Ce que le cadre Namsira change quand tu écoutes

Que reste-t-il quand on retire les règles religieuses, les accusations, les promesses et les légendes déguisées ? Tout l'essentiel, et il est immense. Un compagnon ruiné qui refuse une demi-fortune offerte et demande le chemin du marché. Un imam qui retourne l'étoffe du côté du défaut, devant l'acheteur. Un empereur dont la générosité pèse sur le prix de l'or au Caire pendant des années. Des fraudes jugées qui t'apprennent à reconnaître les signaux avant qu'ils ne te coûtent. Aucune de ces histoires n'a besoin d'être gonflée pour te servir.

Ces refus ont aussi un effet d'entraînement. À force d'entendre des scènes datées et des chiffres sourcés, tu prends l'habitude d'exiger la même chose partout : qui affirme cela, sur quelle source, qui promet ce rendement, sur quelle base ? C'est le même muscle qui protège ta foi des raccourcis et ton épargne des mirages. Notre article « Comment nous choisissons les histoires que nous racontons » complète ce tour des coulisses côté catalogue.

Concrètement, le cadre Namsira te donne trois garanties de lecture. Quand un récit affirme, c'est sourcé. Quand il frôle le religieux, il reste biographique et factuel : des actes, des dates, des montants, jamais une règle. Quand il parle d'argent, il t'arme sans rien te vendre. À ta prochaine écoute, guette ces trois marques dans un chapitre d'Abu Hanifa ou de Mansa Moussa.
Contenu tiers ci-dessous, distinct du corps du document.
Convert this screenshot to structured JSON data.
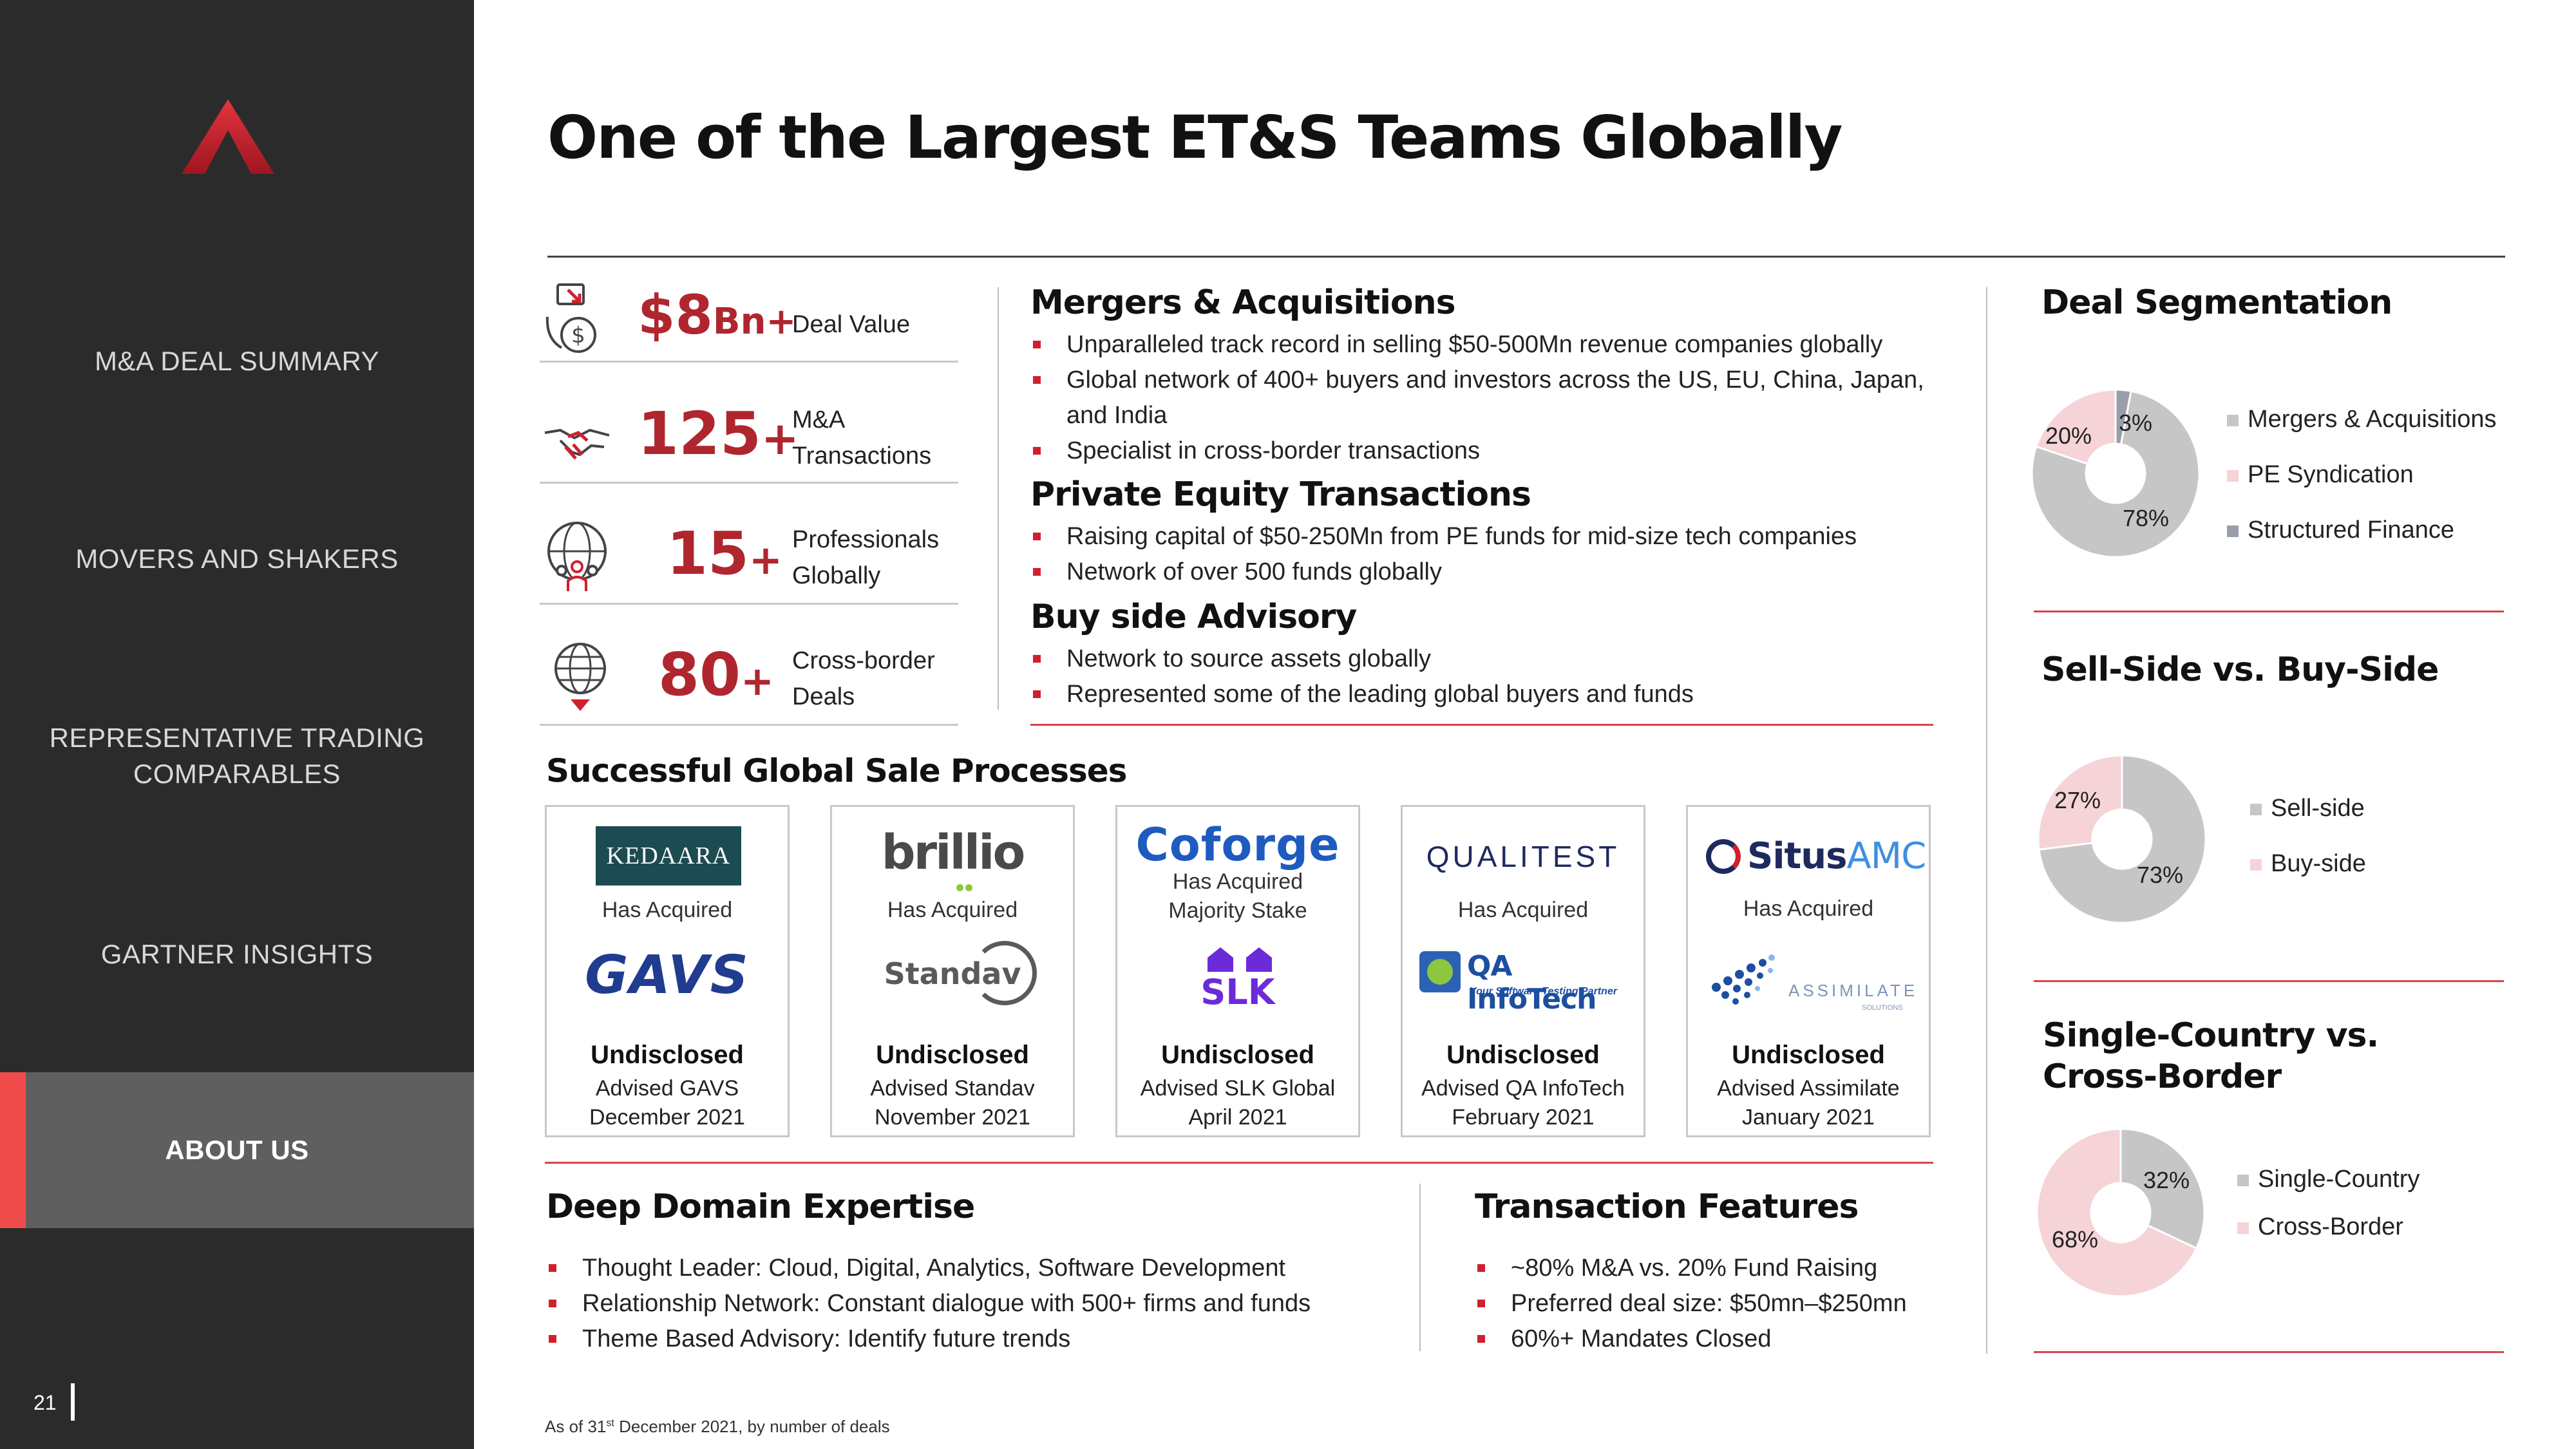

Et quand un contenu, ailleurs, assène des règles sans visage ou te promet un rendement, tu sauras exactement quelles questions lui poser.

Sources & pour aller plus loin

Questions fréquentes

Qu'est-ce que le cadre Namsira exactement ?
C'est la liste des refus posés avant l'écriture de chaque récit et de chaque article : aucune règle religieuse énoncée, aucune accusation contre une personne musulmane nommée, aucune promesse de rendement ni conseil personnalisé, aucune légende racontée comme un fait. Chaque texte est relu contre cette liste avant publication, en complément de la grille de fiabilité qui classe les anecdotes en établi, rapporté ou légendaire.
Pourquoi Namsira n'énonce-t-elle jamais de règle religieuse ?
Parce que Namsira est une plateforme de récits, pas une autorité religieuse. Notre travail consiste à raconter des vies : des scènes, des dates, des montants, des choix humains et ce qu'ils ont coûté. Quand une histoire frôle le religieux, le récit reste biographique et factuel : il rapporte ce qu'un homme a fait, sans en tirer une règle pour le lecteur.
Comment raconter des fraudes sans tomber dans la médisance ?
En ne relatant que des faits jugés et documentés, avec leurs dates : documents judiciaires, rapports d'autorités de marché, presse d'enquête recoupée. L'affaire Madoff se raconte ainsi, de l'arrestation du 11 décembre 2008 aux 150 ans de prison prononcés en juin 2009, sans rumeur ni insulte. Et jamais nous n'accusons une personne musulmane nommée d'un péché : ce soupçon-là ne se publie pas.
Le cadre Namsira empêche-t-il de parler d'argent concrètement ?
Non, c'est l'inverse. Les récits regorgent de chiffres, à condition qu'ils soient datés et attribués : le mithqal d'or passé d'environ 25 à 22 dirhams au Caire après le passage de Mansa Moussa, les 80 à 100 charges d'or selon les versions, les 65 milliards affichés sur les relevés de Madoff. Ce que le cadre écarte, ce sont les promesses de rendement et les projections, pas les faits.